Soghra Ataei
What a petty! All those hard efforts ended to the Black Sunday. August 15, a day which 20 years of struggles and blood of many sacrifices who had lost their lives in trenches and as a result many hopes had shaped based on it, suddenly vanished. It was a day started as any normal day but ended with horror, disappointment and apprehension. I remained in Kabul for 60 days after 15 August. We lived in a environment full of fear and suffocation. I remained awake for many nights while holding the hands of my kids and prayed for the sound of the continuous gun fires may stop for a moment.
And displacement again
I was a refugee on 15 October, two months after the collapse of the Republic. What a tragic circle! And Maybe ridiculous. This time we were also light weight. My little daughter was 3. The same age when I immigrated for the first time. At that time, I thought me and more importantly my children would not experience such days. Displacement, confusion, a dark future, being away from the homeland, friends and relatives, without no income, while your children who have been deprived of education for 8 months, the darkest moments of your life, which you could not imagine them even in the worst scenarios for yourself and your family were the consequences of this tragedy. Your determination shall be stronger than the steel to remain firm so that disappointment and helplessness not to decay your soul. I am not made of Iron.

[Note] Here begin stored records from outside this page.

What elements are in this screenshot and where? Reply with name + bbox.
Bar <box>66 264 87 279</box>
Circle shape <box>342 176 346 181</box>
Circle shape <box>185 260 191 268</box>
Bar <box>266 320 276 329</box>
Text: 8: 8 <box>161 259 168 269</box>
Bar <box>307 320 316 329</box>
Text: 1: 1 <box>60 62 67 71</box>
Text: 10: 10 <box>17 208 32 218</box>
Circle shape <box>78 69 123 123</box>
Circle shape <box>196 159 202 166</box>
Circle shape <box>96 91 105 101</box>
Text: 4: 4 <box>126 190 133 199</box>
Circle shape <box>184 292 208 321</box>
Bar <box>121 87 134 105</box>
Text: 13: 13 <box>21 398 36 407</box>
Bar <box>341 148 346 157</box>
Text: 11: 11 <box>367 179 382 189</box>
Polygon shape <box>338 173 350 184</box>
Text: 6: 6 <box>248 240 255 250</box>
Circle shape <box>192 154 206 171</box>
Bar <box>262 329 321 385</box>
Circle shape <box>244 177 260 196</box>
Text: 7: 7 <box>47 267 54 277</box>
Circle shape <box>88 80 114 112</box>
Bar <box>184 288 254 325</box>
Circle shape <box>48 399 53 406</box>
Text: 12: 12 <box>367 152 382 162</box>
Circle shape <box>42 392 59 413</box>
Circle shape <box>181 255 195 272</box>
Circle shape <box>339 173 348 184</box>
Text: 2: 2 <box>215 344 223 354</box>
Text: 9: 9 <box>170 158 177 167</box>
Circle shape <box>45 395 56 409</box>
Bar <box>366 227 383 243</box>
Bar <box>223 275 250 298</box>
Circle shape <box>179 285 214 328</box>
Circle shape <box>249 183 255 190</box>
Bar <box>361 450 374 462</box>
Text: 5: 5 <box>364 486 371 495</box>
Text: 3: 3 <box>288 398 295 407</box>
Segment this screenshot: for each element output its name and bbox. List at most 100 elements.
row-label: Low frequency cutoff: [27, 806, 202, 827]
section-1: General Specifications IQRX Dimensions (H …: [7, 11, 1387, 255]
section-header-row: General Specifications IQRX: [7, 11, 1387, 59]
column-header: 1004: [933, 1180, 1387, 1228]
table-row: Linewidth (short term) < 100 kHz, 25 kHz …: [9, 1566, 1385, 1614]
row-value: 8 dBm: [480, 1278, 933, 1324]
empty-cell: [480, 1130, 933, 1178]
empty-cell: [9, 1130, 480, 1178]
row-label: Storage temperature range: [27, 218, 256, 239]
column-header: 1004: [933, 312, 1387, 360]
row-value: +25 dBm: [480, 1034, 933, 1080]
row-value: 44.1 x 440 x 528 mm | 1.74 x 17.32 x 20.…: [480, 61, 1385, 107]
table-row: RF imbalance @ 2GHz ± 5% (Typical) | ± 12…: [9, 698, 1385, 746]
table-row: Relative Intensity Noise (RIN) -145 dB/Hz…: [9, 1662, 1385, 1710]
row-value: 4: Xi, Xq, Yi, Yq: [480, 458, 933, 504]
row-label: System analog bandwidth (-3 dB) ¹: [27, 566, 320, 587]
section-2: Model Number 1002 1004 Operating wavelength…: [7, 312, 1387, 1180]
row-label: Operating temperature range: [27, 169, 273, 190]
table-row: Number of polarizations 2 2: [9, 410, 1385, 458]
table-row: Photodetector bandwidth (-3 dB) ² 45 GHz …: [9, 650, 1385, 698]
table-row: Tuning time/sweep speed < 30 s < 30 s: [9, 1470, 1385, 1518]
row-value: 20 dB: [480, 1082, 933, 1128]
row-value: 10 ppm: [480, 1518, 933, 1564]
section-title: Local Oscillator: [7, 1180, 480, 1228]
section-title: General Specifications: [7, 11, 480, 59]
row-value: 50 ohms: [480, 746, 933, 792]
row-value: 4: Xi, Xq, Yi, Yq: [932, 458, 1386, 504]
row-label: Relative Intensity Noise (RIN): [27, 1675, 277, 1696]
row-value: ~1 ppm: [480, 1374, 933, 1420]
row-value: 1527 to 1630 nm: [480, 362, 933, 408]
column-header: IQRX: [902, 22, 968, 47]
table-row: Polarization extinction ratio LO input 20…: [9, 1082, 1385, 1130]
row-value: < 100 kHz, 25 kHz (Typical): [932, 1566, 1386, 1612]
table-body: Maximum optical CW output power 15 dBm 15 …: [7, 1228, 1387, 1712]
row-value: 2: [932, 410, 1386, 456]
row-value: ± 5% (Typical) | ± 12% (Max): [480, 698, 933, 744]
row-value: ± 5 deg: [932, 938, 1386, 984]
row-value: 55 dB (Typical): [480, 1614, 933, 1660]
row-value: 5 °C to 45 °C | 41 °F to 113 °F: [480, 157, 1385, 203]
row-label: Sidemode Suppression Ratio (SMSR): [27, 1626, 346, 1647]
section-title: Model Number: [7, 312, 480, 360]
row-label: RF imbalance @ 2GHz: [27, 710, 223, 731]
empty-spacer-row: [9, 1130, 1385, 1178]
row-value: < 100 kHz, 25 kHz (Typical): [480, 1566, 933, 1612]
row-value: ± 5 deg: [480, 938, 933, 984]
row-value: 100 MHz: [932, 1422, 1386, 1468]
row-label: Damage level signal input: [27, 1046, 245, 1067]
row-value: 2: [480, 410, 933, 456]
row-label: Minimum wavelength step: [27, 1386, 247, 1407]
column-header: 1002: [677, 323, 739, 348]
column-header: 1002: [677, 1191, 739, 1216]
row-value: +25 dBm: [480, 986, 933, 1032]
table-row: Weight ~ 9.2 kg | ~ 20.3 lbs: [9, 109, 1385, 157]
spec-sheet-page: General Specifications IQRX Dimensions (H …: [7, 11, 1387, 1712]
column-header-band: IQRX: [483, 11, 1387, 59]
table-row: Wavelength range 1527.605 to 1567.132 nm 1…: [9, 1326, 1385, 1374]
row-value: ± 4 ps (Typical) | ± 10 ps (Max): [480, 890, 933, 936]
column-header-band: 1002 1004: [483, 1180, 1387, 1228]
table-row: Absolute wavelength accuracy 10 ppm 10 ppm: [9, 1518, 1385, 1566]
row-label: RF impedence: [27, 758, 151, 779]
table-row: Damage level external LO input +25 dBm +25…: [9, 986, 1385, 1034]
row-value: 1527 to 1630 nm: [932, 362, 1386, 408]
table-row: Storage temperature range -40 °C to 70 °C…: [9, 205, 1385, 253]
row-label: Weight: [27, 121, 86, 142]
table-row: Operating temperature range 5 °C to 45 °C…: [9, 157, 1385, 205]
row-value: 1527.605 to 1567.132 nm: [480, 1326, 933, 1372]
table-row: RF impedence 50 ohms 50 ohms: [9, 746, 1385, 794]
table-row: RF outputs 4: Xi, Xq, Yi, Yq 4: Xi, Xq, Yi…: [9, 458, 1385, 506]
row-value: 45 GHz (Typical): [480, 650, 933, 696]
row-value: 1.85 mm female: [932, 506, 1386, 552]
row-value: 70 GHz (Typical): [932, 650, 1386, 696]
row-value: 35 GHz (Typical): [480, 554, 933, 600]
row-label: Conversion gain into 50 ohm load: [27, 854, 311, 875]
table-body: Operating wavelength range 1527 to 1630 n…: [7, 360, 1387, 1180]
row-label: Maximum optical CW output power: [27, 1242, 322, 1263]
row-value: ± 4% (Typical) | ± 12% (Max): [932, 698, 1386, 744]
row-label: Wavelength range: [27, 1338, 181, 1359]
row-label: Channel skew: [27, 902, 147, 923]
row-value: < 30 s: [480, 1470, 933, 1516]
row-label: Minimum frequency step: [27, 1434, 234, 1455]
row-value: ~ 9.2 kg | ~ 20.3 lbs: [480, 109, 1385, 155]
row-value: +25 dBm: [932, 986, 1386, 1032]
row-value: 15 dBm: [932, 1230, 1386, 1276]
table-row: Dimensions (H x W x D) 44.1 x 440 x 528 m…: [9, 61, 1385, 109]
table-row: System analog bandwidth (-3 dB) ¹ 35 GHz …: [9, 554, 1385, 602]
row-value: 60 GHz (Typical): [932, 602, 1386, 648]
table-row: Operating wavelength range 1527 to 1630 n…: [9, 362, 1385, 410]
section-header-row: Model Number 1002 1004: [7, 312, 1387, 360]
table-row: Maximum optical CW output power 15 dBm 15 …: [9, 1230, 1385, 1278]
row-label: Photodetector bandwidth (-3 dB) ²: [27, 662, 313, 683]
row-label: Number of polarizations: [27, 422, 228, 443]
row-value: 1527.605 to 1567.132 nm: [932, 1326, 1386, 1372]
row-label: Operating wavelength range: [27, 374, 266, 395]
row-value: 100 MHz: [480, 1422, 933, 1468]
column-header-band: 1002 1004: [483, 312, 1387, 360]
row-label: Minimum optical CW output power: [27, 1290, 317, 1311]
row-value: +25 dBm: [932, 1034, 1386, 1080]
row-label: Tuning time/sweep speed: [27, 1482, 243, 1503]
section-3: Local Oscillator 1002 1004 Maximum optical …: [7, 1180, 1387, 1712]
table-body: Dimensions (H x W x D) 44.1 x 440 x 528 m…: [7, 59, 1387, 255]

Our advocacy during the years we were in Afghanistan was not without costs. I was threatened as a women rights activist for several times. However, there was a law, state and judicial structure. They had shortcomings, but were not totally ineffective. As a result, though I had the chance to migrate during the 20 past years, and had travelled repeatedly to the western countries, but I wanted to stay in Afghanistan and it never occurred in my mind to stay abroad. But under a government with absolute horror and lack of any law and legal structures, returning to Afghanistan for people like me is too difficult and in fact it is impossible. But I have not given up. I have been in touch with women rights activists in Afghanistan and cooperated with them, and also I have written about the Taliban oppressions on women and would write in the future as well. Returning to the homeland, where girls are barred from education, for a mother of two girls, means burying their talent and fate.
Last but not the least
Millions of people have been displaced after the Republic collapse in Afghanistan. Many are living in the West and stay there. These people include cart men, journalists, civil and human rights activists, artists, athletes, MPs, ministers, and so on. I would like to mention 2 points here. First, there was no sound and defendable logic for the selection of the refugees. As a rule, there should be those prioritized who were at more risk, and living under the Taliban was not possible for them. But in action, it was not so. Many of those whose lives were really in danger either are in Afghanistan, living secretly accompanied by fear and stress, or they are in the neighboring countries setting behind the UN High Commissioner for Refugees. I am confused today although I had served in the highest positions and fought for realizing women’s rights. And there are many other people like me having the same fate. Second, it, unfortunately, looks as if the West applies dual standards in terms of refugees. Afghanistan and its refugees have been totally forgotten due to issues such as the Ukraine war. It may be justifiable based on the political concerns, but surely it is not a human act. The world shall not forget us and what ensures it, is the moral conscious of western societies. I, aside of those who are involved in shaping the public perception of the west, would like to urge them not to allow this moral conscious asleep due to political concerns.